The Best Pillowcases for Breakouts

bed with lots of pillows image by Gina Smith from

While pillowcases are available in different fabrics, only one type of pillowcase is best to prevent breakouts--a clean pillowcase. Buy seven pillowcases (fewer if you do laundry frequently) and put a new one on your pillow every night. A little extra laundry to keep your face clean can save a lot of trouble and embarrassment from a breakout. Replacing an old pillow is also a sensible investment. Over time, pillows absorb bacteria and oils that can seep through the pillowcase and contribute to breakouts.

Thread Count

Packages of pillowcases and sheets always list a thread count. A higher thread count (650, for example) feels smoother and softer and is reportedly longer-lasting than a low thread count, but will also be more expensive. A higher thread-count material can also absorb more of the oils and bacteria you are trying to avoid, so investing in pillowcases with a high thread count can help prevent breakouts.

Type of Cotton

A fine cotton can make even a 300-thread-count pillowcase feel soft and smooth.
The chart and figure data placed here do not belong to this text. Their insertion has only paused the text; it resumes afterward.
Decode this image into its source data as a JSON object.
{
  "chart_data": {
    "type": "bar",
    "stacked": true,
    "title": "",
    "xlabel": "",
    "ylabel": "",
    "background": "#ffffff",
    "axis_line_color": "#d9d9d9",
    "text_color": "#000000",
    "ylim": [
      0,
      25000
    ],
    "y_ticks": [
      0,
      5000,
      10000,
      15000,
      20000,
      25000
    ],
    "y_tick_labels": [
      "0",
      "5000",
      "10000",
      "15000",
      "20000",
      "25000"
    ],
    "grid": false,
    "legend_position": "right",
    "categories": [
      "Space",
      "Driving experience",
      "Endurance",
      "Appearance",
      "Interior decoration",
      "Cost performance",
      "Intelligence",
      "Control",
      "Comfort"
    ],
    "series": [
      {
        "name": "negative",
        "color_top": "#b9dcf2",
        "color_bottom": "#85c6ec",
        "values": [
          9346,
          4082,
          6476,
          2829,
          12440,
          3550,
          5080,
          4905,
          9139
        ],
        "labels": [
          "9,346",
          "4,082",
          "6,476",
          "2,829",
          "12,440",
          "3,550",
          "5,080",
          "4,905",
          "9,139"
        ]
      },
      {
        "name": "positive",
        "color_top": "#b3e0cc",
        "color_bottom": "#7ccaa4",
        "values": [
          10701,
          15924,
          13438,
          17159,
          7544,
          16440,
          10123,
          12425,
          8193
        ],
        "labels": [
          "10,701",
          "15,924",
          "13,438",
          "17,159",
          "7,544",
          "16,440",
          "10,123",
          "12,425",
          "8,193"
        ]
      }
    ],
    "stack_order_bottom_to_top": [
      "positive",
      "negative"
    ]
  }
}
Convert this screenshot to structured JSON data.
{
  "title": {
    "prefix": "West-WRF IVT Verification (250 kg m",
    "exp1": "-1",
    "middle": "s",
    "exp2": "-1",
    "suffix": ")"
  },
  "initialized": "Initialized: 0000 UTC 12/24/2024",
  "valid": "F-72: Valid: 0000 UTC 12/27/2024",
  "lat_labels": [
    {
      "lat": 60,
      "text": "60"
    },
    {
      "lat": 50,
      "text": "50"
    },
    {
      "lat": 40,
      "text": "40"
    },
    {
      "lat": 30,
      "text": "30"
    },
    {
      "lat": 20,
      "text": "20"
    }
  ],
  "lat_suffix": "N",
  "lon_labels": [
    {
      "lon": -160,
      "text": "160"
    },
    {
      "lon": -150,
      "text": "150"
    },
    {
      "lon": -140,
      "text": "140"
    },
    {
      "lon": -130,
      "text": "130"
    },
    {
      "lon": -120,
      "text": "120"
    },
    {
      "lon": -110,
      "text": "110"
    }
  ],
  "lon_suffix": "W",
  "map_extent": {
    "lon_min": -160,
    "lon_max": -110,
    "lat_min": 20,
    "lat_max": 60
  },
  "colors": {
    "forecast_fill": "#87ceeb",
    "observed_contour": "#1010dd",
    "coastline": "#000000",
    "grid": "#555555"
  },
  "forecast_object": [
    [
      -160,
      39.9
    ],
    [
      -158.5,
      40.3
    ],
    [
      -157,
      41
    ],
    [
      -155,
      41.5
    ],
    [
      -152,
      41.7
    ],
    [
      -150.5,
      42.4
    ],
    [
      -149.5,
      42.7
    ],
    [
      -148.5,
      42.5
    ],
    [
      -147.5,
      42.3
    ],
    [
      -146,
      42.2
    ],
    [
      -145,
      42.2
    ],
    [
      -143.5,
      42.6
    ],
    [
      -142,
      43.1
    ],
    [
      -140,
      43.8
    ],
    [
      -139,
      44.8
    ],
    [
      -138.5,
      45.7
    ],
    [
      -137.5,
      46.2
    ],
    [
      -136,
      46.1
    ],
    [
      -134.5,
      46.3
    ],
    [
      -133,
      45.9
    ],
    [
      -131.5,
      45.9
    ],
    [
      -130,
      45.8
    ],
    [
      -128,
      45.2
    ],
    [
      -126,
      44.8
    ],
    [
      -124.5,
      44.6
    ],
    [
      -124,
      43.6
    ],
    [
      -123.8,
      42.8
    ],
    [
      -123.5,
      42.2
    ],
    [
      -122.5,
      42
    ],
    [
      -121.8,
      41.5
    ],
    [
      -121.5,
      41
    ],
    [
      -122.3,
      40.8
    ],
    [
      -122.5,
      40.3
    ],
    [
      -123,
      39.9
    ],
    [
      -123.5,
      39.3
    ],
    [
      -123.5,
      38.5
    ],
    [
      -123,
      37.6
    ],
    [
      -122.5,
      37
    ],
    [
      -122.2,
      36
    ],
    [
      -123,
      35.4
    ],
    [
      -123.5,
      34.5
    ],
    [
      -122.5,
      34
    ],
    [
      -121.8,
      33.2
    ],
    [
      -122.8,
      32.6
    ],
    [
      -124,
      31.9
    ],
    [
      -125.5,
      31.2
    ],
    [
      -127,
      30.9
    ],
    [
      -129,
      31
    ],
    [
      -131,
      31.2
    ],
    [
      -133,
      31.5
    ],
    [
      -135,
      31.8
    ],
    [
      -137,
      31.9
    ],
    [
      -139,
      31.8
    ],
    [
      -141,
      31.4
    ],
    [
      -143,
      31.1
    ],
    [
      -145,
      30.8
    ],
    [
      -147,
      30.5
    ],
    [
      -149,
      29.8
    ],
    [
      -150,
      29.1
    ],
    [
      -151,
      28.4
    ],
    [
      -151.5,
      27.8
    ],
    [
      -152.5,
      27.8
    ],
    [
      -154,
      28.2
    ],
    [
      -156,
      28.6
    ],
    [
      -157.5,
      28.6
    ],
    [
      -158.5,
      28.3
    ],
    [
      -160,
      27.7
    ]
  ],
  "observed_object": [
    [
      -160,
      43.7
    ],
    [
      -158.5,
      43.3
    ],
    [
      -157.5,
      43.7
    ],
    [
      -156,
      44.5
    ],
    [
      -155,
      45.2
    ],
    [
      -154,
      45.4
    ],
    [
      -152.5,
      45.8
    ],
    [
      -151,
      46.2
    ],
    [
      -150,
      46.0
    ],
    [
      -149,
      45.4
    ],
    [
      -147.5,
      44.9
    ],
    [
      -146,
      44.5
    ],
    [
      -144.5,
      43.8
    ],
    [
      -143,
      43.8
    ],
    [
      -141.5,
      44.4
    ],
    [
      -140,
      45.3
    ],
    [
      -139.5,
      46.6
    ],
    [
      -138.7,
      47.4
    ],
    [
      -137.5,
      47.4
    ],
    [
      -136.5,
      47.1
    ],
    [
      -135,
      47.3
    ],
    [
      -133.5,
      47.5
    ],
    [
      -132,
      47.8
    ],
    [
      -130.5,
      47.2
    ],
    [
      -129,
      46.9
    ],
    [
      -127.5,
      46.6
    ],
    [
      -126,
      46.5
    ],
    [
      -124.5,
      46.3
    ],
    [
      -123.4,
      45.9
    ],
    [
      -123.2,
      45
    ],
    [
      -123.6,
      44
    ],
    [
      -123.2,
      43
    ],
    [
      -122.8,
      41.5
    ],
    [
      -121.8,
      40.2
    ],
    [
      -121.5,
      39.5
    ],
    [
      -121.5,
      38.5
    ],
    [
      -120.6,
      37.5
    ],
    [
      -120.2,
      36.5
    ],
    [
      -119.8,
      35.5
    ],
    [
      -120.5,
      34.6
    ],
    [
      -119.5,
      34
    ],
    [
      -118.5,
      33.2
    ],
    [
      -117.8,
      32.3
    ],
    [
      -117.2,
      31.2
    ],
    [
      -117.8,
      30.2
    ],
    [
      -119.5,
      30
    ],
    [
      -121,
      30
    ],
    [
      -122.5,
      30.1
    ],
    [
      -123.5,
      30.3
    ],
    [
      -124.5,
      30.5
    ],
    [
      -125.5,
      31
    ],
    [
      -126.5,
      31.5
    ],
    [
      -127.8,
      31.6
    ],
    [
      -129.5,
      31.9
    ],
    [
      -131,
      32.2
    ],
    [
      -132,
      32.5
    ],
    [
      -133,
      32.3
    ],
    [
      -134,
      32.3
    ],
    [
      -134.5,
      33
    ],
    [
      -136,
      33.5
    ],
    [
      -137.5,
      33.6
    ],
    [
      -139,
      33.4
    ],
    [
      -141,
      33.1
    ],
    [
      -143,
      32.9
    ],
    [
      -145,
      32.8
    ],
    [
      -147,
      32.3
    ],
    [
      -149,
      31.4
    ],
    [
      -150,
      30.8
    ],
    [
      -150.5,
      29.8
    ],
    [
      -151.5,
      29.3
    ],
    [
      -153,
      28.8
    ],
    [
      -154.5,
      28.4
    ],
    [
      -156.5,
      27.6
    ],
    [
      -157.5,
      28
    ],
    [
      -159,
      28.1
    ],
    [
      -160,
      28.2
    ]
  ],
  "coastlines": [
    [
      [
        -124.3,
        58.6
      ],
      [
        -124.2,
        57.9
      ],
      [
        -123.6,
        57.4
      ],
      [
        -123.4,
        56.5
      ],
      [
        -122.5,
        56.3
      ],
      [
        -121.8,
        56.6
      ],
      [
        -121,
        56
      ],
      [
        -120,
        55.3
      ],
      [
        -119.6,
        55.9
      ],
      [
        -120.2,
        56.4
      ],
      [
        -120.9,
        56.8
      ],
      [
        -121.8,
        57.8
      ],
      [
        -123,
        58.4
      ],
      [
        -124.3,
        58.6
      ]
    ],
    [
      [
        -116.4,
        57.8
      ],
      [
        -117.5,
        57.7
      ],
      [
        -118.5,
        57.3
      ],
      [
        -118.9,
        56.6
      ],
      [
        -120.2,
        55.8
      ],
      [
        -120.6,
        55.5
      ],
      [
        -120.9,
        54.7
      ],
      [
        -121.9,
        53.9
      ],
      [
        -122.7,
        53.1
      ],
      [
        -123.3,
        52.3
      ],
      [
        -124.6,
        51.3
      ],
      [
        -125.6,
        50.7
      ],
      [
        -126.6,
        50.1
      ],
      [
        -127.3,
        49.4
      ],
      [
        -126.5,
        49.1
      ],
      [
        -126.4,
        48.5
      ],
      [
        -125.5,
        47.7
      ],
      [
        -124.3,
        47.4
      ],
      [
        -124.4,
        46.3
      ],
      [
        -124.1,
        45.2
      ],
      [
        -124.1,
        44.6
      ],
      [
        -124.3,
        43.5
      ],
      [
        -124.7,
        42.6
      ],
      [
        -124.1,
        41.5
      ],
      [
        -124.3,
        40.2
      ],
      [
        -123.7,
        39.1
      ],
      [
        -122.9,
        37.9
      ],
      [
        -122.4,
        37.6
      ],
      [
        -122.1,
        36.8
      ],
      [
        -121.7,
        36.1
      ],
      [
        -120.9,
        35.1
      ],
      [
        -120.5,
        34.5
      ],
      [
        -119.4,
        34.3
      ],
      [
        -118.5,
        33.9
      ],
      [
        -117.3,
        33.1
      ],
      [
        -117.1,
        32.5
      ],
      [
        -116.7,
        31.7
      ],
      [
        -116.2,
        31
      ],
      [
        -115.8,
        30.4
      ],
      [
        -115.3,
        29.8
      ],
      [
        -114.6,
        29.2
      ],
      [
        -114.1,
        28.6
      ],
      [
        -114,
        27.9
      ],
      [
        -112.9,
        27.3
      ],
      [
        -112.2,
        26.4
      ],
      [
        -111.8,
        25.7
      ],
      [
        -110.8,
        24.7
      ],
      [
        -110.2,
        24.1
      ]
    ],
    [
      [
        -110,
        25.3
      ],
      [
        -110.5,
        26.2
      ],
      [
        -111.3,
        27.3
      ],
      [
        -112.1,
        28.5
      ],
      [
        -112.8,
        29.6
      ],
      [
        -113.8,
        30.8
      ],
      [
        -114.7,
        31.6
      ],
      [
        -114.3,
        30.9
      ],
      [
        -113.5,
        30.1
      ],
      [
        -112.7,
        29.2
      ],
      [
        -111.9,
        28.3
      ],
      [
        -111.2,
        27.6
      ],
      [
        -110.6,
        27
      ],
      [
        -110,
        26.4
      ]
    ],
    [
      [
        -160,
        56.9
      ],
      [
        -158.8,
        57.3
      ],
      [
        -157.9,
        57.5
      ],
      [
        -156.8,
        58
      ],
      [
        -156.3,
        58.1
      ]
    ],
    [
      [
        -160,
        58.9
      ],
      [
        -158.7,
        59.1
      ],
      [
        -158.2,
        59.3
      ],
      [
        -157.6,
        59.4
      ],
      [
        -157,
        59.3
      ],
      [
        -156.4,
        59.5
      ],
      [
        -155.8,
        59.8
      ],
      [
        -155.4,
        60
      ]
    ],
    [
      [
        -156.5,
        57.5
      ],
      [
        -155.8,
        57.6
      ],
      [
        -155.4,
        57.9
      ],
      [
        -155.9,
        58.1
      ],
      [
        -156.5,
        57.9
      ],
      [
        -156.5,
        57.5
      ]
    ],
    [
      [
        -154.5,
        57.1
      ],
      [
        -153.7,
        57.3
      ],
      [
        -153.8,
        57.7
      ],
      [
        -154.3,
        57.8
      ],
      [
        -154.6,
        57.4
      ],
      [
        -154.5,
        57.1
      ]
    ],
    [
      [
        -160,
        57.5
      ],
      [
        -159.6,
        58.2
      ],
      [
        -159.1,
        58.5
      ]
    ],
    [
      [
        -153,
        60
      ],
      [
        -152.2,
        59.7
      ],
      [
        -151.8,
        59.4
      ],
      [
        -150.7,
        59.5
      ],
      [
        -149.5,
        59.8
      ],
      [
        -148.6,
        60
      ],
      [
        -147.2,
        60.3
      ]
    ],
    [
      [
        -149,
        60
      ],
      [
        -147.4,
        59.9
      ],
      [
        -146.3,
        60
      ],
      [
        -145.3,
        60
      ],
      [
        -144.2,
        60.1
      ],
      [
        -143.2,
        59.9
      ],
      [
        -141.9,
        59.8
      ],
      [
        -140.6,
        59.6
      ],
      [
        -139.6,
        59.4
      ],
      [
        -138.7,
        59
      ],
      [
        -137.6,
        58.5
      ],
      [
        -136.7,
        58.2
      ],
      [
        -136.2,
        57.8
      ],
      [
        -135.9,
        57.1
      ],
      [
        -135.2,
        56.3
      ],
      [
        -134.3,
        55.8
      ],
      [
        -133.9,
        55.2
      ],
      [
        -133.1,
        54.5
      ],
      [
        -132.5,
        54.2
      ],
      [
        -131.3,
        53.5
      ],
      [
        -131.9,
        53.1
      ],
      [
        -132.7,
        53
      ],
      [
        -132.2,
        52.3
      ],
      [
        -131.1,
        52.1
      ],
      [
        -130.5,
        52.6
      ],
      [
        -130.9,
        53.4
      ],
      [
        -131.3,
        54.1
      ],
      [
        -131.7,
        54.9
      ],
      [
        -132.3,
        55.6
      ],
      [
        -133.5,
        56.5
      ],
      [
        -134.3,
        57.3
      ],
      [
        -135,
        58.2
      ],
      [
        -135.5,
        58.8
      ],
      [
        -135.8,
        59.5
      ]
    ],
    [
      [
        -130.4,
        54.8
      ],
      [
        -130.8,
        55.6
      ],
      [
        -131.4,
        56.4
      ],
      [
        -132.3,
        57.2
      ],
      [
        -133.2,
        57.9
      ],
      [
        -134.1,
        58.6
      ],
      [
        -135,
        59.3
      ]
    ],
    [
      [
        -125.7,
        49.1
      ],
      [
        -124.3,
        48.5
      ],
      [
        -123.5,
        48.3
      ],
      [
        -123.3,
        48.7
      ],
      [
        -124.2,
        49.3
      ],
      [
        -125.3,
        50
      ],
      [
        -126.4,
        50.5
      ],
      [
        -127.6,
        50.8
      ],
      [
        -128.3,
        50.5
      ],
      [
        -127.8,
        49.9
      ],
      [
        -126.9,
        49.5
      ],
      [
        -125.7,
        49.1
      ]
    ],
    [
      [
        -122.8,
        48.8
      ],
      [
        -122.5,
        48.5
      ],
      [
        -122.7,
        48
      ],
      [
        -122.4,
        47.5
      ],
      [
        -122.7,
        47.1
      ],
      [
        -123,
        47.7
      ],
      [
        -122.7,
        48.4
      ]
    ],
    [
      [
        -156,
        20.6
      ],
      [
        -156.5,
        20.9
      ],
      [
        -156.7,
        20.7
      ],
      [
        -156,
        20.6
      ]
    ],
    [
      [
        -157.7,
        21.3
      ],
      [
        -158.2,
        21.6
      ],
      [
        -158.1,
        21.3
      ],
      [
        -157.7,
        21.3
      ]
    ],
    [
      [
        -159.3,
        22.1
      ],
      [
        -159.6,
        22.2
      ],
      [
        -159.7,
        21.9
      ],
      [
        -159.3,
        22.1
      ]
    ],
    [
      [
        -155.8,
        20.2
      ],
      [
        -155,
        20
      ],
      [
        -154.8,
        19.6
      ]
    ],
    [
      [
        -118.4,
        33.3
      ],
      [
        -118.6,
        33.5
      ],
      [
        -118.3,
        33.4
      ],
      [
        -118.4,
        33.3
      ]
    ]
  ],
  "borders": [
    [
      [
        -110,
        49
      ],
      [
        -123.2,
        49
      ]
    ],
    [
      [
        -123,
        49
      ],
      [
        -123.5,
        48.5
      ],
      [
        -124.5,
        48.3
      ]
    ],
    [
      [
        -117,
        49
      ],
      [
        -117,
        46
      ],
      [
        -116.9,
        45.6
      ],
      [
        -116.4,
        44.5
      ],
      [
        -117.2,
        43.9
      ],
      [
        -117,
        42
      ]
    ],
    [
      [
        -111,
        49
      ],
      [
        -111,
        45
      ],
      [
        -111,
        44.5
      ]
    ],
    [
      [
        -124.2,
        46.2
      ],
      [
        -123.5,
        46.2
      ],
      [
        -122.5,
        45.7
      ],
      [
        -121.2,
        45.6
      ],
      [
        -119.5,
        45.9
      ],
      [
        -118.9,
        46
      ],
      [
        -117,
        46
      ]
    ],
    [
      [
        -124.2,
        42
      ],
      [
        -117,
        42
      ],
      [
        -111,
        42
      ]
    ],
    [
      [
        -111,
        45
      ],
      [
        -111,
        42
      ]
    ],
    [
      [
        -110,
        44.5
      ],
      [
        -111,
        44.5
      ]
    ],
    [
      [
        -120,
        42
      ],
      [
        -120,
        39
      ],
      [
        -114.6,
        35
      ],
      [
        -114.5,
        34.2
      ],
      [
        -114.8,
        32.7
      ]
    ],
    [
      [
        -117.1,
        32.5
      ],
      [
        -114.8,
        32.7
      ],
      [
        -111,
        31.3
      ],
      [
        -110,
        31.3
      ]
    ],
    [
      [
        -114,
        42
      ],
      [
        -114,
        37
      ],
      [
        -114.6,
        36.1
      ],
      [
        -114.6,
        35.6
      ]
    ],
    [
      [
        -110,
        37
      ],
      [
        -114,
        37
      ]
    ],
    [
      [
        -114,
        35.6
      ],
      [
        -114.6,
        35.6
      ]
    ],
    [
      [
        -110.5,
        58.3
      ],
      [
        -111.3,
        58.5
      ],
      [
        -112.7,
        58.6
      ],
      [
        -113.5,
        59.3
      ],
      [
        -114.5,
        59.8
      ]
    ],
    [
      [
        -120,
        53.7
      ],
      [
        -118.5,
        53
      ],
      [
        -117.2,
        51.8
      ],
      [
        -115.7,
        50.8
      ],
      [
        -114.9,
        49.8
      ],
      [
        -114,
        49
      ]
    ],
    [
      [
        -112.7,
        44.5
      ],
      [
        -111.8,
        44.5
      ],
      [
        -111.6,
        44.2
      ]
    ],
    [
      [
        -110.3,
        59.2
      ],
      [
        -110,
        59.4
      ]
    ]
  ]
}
American-grown Pima cotton and cotton grown in Egypt are among the finest for linens. Polyester or polyester-blend pillowcases are usually the least expensive, but they may pill over time and feel scratchy. A material made from bamboo is said to be helpful for acne-prone skin because it is antibacterial.

Proper Care

Wash new pillowcases before using them. New linens have a coating called sizing to make the fabric crisp. Sizing can irritate sensitive skin as can certain laundry detergents and dryer sheets. Wash with less detergent and rinse twice. High-thread-count cotton pillowcases can get wrinkly, so remove them from the dryer as soon as the cycle is done.